There is an interesting phenomenon called cognitive dissonance, in which we tend to overvalue things in which we’ve heavily invested. Lowell had spent a fortune in telescopes finding his canals, and an emotional fortune in defending the things from his colleagues, and he sure as hell wasn’t going to stop now. We can only guess at his state of arousal, but between cognitive dissonance and blind rage, those canals weren’t going anywhere. Especially in view of the Gestalt laws, which readily enable us to reconfigure natural features into expected contours; contours that look like canals (Sharps, 2018; Sheehan, 1988).
Eyewitnesses will sometimes mistake a blond assailant for a brunette, or a power tool for a gun (e.g., Sharps, 2017). The study of eyewitness processes has repeatedly shown us that eyewitnesses are subject to many reconfigurative influences that can occasionally render witnesses worse than useless in court.
But can these influences operate in the sciences?
Lowell expected Martian canals, as eyewitnesses to crimes expect their perceptions to be grounded in veridical reality. But can expectations actually cause a person to see structures, on an alien planet, which don’t exist at all? We decided to find out.
My students and I (Sharps et al., 2019) presented a slightly blurry photograph of the Moon at “Supermoon” distance to sixty-three adults with good eyesight. None of them recognized the photo as the Moon; we checked. For all they knew, it could have been an illuminated golf ball.
But when we told them that the ball was a “planetary or lunar object” photographed in space, or that scientific “authorities” had seen “features or structures” on this celestial orb, something fascinating happened. Over 30 percent of our respondents reported colors and structures on our featureless white disk, including “purple rays of light.” They also reported “mountain ranges” and “buildings,” together with a wonderful report of “a canal.” All on a round white blob.
Expectations led our respondents to see colors, buildings, and entire landscapes where none existed at all. Oh, and a canal. The importance of expectations to observation and interpretation should not be underestimated.

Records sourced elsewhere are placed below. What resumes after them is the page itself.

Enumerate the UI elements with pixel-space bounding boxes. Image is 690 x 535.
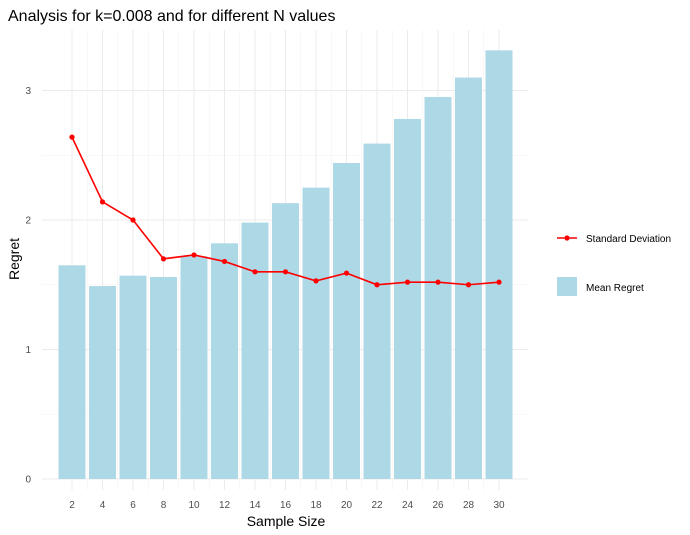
x-tick-label: 2 xyxy=(69,500,75,511)
bar-mean-regret xyxy=(241,222,269,479)
legend-label-mean-regret: Mean Regret xyxy=(586,283,644,294)
y-axis-title: Regret xyxy=(6,238,22,280)
x-tick-label: 26 xyxy=(432,500,444,511)
bar-mean-regret xyxy=(119,275,147,479)
bar-mean-regret xyxy=(302,187,330,479)
point-standard-deviation xyxy=(343,270,350,276)
bar-mean-regret xyxy=(424,96,452,479)
chart-title: Analysis for k=0.008 and for different N… xyxy=(8,8,335,25)
legend-label-standard-deviation: Standard Deviation xyxy=(586,234,671,245)
x-tick-label: 8 xyxy=(161,500,167,511)
bar-mean-regret xyxy=(180,256,208,479)
point-standard-deviation xyxy=(313,278,319,284)
y-tick-label: 2 xyxy=(25,216,31,227)
x-axis-ticks: 2 4 6 8 10 12 14 16 18 20 22 24 26 28 30 xyxy=(69,500,505,511)
bar-mean-regret xyxy=(58,265,86,479)
x-tick-label: 12 xyxy=(219,500,231,511)
x-tick-label: 16 xyxy=(280,500,292,511)
x-tick-label: 28 xyxy=(463,500,475,511)
bar-mean-regret xyxy=(211,243,238,479)
x-tick-label: 14 xyxy=(249,500,261,511)
bar-mean-regret xyxy=(89,286,116,479)
y-tick-label: 0 xyxy=(25,475,31,486)
x-tick-label: 24 xyxy=(402,500,414,511)
point-standard-deviation xyxy=(435,279,441,285)
point-standard-deviation xyxy=(252,269,258,275)
point-standard-deviation xyxy=(69,134,75,140)
legend-item-mean-regret: Mean Regret xyxy=(557,277,644,296)
point-standard-deviation xyxy=(282,269,289,275)
line-series xyxy=(69,134,502,288)
y-tick-label: 3 xyxy=(25,86,31,97)
point-standard-deviation xyxy=(191,252,197,258)
x-tick-label: 20 xyxy=(341,500,353,511)
x-tick-label: 30 xyxy=(493,500,505,511)
bar-mean-regret xyxy=(150,276,177,479)
legend-item-standard-deviation: Standard Deviation xyxy=(557,234,671,245)
point-standard-deviation xyxy=(496,279,502,285)
point-standard-deviation xyxy=(374,282,380,288)
point-standard-deviation xyxy=(160,256,167,262)
bar-mean-regret xyxy=(363,143,391,479)
x-tick-label: 10 xyxy=(188,500,200,511)
x-axis-title: Sample Size xyxy=(247,513,326,529)
legend-bar-swatch xyxy=(557,277,577,296)
point-standard-deviation xyxy=(221,258,228,265)
bar-mean-regret xyxy=(485,50,513,479)
point-standard-deviation xyxy=(404,279,411,285)
bar-mean-regret xyxy=(455,77,482,480)
point-standard-deviation xyxy=(465,282,472,288)
x-tick-label: 4 xyxy=(100,500,106,511)
bar-mean-regret xyxy=(333,163,360,479)
x-tick-label: 18 xyxy=(310,500,322,511)
bar-mean-regret xyxy=(394,118,421,480)
y-axis-ticks: 0 1 2 3 xyxy=(25,86,31,486)
legend-point-swatch xyxy=(564,235,570,241)
legend: Standard Deviation Mean Regret xyxy=(557,234,671,296)
point-standard-deviation xyxy=(99,199,106,205)
y-tick-label: 1 xyxy=(25,345,31,356)
bar-series xyxy=(58,50,513,480)
bar-mean-regret xyxy=(272,203,299,480)
point-standard-deviation xyxy=(130,217,136,223)
x-tick-label: 22 xyxy=(371,500,383,511)
x-tick-label: 6 xyxy=(130,500,136,511)
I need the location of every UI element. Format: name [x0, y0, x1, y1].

Percival Lowell made many important observations and astronomical predictions that turned out to be absolutely correct. In the present writer’s opinion, he was a great astronomer. Lowell simply refused to entertain the possibility that his own psychology could influence his science.
But just as leading questions can influence an eyewitness in a criminal case to report incorrect observations, our research shows that we can induce expectations that lead people to see—not to think about, but to see—buildings, mountains, and canals on a featureless white disk.
There is continuity in the nervous system. If we find a process operating in one area of psychology, we generally find something similar operating in analogous areas as well. This research shows that at least some of the dynamics of eyewitness processes, generally of interest only to forensic psychologists, also operate in the realm of scientific observation and interpretation, of interest to everybody. Future research, and public policy, should take these facts into account.
References
Sharps, M.J. (2018). Percival Lowell and the Canals of Mars. Skeptical Inquirer, 42, 41-46.
Sharps, M.J. (2017). Processing Under Pressure: Stress, Memory, and Decision-Making in Law Enforcement (2nd ed.). Flushing, NY: Looseleaf Law Publications.
Sharps, M.J., Hurd, S., Hoshiko, B., Wilson, E., Flemming, M., Nagra, S., & Garcia, M. Percival Lowell and the Canals of Mars Part II: How to See Things That Aren't There. Skeptical Inquirer, 43, 48-51.
Sheehan, W. (1988). Planets and Perception: Telescopic Views and Interpretations, 1909-1909. Tucson, AZ: University of Arizona Press.